In this day and age, no longer can a salesperson just be a problem solver. What the customer is looking for is a new math where 1 +1 = 3. Quit viewing the customer as having a problem to solve. Instead challenge your Sales and Marketing Teams to compliment customers in such a way that you create opportunities that they would not have had without you. In a sporting sense we don’t hire coaches to create winning teams, we hire coaches to create playoff and championship teams.

Lean Salespeople are Challengers, not Problem Solvers 

We talk about customer experience and customer delighters. I think sometimes that leads us to the wrong conclusions. I think we sell customers short. I think customers are willing to do more work. I think customers are willing to suffer a little if the opportunity is there for greater gain. I think they choose business partners that they think will get them there and be there no matter what the struggles are.

They also choose their business partners based on their capabilities. Think about how many times you have went into the organization and demonstrated that if they changed to your way of thinking, you would make money for them.

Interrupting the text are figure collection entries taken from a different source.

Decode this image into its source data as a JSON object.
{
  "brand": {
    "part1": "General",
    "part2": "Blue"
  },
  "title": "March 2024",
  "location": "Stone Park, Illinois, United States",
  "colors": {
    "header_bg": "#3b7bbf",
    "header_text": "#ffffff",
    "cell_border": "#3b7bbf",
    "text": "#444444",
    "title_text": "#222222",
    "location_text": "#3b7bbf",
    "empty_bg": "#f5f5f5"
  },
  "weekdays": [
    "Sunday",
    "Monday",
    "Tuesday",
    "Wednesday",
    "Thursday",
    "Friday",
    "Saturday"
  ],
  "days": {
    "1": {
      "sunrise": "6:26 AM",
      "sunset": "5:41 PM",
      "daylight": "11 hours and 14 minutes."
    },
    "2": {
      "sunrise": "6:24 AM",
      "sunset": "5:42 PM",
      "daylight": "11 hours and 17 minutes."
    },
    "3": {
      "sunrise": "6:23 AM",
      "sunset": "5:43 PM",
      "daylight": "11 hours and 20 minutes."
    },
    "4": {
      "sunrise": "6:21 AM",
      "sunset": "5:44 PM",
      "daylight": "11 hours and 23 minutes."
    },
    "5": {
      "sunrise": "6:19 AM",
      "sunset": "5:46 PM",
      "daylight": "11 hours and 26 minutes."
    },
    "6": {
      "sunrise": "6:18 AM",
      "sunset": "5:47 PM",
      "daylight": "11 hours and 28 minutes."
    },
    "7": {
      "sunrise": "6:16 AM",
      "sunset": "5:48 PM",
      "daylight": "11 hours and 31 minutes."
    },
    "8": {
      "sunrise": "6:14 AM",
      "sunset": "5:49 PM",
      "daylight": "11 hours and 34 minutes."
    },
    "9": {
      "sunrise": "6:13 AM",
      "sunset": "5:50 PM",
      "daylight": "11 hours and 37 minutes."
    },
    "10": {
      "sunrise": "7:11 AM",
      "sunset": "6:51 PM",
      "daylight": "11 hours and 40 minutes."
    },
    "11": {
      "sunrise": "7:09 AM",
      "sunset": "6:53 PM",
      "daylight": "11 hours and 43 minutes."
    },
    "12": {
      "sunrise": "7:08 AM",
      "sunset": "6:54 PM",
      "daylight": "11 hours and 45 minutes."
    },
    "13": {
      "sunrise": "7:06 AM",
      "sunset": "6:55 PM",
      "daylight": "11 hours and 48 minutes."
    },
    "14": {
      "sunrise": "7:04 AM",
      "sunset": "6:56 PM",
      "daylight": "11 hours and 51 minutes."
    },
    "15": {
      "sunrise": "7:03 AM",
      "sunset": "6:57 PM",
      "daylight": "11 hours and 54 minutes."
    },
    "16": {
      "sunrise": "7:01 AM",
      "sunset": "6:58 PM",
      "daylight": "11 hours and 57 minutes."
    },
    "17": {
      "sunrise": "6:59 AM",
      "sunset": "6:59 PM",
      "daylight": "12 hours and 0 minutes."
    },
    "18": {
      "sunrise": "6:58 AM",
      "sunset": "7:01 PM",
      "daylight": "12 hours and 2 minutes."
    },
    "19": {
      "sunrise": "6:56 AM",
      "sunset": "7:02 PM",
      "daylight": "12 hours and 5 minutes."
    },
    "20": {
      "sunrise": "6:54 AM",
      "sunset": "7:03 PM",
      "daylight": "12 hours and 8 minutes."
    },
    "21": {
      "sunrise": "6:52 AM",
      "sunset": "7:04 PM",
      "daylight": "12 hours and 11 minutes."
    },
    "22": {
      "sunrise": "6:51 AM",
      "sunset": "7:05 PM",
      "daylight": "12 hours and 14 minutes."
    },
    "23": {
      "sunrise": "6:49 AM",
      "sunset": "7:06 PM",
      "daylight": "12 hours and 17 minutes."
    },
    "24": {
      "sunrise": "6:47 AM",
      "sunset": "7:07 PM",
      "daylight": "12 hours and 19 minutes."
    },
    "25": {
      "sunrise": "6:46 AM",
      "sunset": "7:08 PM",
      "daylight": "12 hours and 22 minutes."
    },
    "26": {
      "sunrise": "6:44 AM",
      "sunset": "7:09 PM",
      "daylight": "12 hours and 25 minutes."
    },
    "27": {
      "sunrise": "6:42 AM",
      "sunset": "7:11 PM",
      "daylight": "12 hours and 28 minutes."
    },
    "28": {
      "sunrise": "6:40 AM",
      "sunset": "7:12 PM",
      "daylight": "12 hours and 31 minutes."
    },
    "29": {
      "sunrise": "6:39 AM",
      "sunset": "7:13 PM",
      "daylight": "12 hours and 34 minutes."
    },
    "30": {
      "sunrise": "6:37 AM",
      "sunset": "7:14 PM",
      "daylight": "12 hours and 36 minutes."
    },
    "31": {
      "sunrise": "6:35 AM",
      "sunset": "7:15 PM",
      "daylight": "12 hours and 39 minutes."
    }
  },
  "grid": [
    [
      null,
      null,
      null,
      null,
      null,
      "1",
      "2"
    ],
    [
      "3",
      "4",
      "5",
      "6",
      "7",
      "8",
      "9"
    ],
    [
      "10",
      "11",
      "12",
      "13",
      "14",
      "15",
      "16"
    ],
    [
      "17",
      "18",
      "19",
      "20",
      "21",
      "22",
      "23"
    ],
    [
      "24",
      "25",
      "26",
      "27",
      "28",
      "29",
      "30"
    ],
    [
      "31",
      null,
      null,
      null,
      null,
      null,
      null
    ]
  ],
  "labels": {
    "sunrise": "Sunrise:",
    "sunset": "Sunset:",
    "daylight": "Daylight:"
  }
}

It is no brainer? The problem is that the customer has to limit their scope. They understand their capabilities, and that also means their learning capabilities better than you do. They know what they can absorb. Smart organizations, like Apple, know when to say NO! In my conversations with successful Lean Transformation leaders, every one of them has told they wish they would have attempted less not more.

Gaining New Insights into the Sales Process

It is not about, your product and how well it will work and what problem it will solve. It is about the challenges that the customer has prioritized and is willing to act on. Quit thinking I have the solution. Start thinking what is my customer’s challenge?

Today’s salesperson has to understand that challenge from a corporate and individual perspective. They must understand the current position and desired outcomes of all parties. After understanding, they must demonstrate how combining forces will allow those outcomes to be realized and surpass the customer’s expectations. Would that be a Delighter?

Republished with author's permission from original post.

Joseph Dager
Business901 is a firm specializing in bringing the continuous improvement process to the sales and marketing arena. He has authored the books the Lean Marketing House, Marketing with A3 and Marketing with PDCA. The Business901 Blog and Podcast includes many leading edge thinkers and has been featured numerous times for its contributions to the Bloomberg's Business Week Exchange.

1 COMMENT

  1. Well, if customers have problems or complaints, often they don’t express them, even in B2B situations where the relationships between salespeople and customers are usually tighter; and, if there’s an alternative supplier offering equal or greater value (and fewer, or no, problems), the impatient and benefit-seeking customer won’t hesitate to defect. If customer-centricity and customer loyalty behavior is an enterprise priority, any company would be wise to have a complaint management (hopefully proactive, rather than reactive) and risk mitigation protocol and set of processes in place.